I had been kind of on the wall about what intake I wanted for the Tundra. I did not want an oil filter because of maintenance and MAF problems caused by oil from the filters. I was kinda inbetween the AFE and the Volant. I read about the PowerCore filters in the Volant and knew that was what I wanted. But I had also read about some problems in the past from the Volant quality and fit. Seemed to be plenty of people happy with it though. Another member posted up a great price on the Volant that I really couldn't pass up so I went for it.
It was delivered yesterday and I knew I should get some pre-install sound clips to be sure of the sound difference after the install. So I did a couple of vids of the truck getting on the interstate. The truck had the stock intake with the carbon filter removed and a Flowmaster 50 SUV exhaust with it dumped before the axle. I'll post the clips with the post-Volant videos I'll take next week.
The instructions for the Volant were pretty good. Easy to follow and really some of the best install instructions I have seen from a company. I took some pictures during the install, but if you get the CAI yourself, just follow their instructions and you should be fine. I'll keep my instructions simple and just show one or two things I did different.
This is your stock CAI box.
Pull the engine cover off.
Disconnect the plug for the MAF sensor and the two hoses circled.
Remove the clamp for the hose leading into the Throttle Body. And unlatch the top of the CAI and lift it all out.
Carefully remove the Mass Air Flow (MAF) sensor and keep it for later.
Now remove the two bolts holding the bottom of the stock CAI to the Tundra. Lift up and away from the fender. There is a tube that extends into the fender.
Picture of the tube:
Picture of the intake hole left in the fender:
Here's my filter after 10K miles. Not too bad.
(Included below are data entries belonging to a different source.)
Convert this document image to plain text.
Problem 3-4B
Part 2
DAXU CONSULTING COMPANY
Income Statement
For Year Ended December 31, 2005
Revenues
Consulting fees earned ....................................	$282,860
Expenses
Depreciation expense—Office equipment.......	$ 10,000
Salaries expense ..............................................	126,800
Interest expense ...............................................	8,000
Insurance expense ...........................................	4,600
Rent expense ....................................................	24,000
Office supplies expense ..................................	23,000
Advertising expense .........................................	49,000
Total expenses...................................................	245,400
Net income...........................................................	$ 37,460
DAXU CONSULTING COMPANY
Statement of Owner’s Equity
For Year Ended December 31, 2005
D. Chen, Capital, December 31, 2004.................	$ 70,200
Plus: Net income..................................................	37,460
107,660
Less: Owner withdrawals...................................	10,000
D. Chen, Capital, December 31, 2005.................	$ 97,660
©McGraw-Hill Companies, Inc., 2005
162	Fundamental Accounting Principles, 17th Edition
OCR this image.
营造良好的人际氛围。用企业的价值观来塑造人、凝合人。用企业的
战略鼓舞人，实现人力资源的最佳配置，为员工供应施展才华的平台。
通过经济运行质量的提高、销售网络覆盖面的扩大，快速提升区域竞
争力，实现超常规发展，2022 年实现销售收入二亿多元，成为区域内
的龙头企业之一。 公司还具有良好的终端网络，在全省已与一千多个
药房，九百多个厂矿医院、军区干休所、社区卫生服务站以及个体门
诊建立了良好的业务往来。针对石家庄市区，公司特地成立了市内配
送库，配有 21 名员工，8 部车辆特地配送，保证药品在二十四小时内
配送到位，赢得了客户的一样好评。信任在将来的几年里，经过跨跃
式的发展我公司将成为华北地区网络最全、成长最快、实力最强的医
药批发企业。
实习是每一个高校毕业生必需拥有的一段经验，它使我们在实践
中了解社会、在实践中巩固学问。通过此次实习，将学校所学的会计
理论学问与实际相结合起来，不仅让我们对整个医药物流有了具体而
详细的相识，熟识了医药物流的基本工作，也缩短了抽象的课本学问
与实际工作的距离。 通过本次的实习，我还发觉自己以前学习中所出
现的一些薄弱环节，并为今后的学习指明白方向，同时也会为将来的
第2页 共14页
Like some have reported, the Quality Control at Volant is questionable. The product is fine, it's what comes in the product that is the concern. I looked inside the tube and there were plastic carvings in the tube. You really don't want those being sucked into the engine. They were all loose in there and I knocked at least half of them out before this picture.
I blew the rest out with an air gun and my compressor and then wiped down the inside to be sure I got it all.
They also use screws that are supposed to hold the MAF to the tube. Some said they were self tapping screws, I would call them wood screws. I'm not taking the risk of it messing up later and stripping out or introducing plastic to the intake. So I got a 5/32" drill bit, marked and predrilled the holes for the screws later. Easy enough to do.
Next attach the intake tube to the filter housing. Seems simple enough but that screw on the right didn't line up right. Had to remove all the other screws, put that one in first (with a little finagling), and then put the rest in.
There is an unused bolt hole in the truck. Maybe they used it for the 4.7 intake. Anyway, that hole is used for the Volant. Mine had a thin layer of paint closing the hole. Just push something like a drill bit through and it opened up easily.
Then I loosely installed the line reducer and put in the intake.
Bolted in the intake to that hole mentioned above. I'm not wild about this bolt. The plastic was kinda bowed up a little at that hole. I pushed the intake toward the fender to try and get a better seal while I tightened the bolt. It kept tightening down and started to dig the washer into the plastic. I figured that was enough even though it still shakes a little. I'd rather have seen two bolts holding the intake in place. The fit to the fender wasn't great either. I'm not sure where they came up with this design but the original fabricator was smoking crack when he made it. The intake hole does not line straight up with the fender hole. This creates a small gap on one side. The gap could easily be fixed with some weather stripping, but I guess it doesn't have to be. There is a stock hole in the fender right next to the intake so it could possibly get a little warm air from the engine anyway. I don't think it will matter too much. But I would still rather see it line up with the hole properly. Maybe this intake was designed for another truck and they just use it for the Tundra as well since it works. It has bolt holes on the intake hole I guess for another intake line or to bolt the intake to the fender.
Installed the MAF sensor. I removed the stock gasket and used the new larger one provided by Volant. The pre-drilled holes I made helped to install it easily.
Ran the plug under the intake hose, used a zip tie to hold it and plugged it in.
Extended the part that holds the engine cover in place. This allows the new intake to fit under the cover. It doesn't look too bad afterwards.
Put the filter in the box and clamped it in. I thought the Donaldson sticker would face up, but apparently not.
Used the hose extension they provided and reattached the hoses to the intake tube.
Put the cover on and I was done. When installing the cover, do the middle screw first and then work your way around. It helps the cover to seal up properly. I would have preferred a smaller name on the cover since I am not big on advertising for free. But I guess it's under the hood so it doesn't matter. I might make a new cover in the future, we'll see.
Truck started up fine and I gave it a few revs. Sounds pretty good, a little different. Gas mileage may suffer a little for the rest of this tank.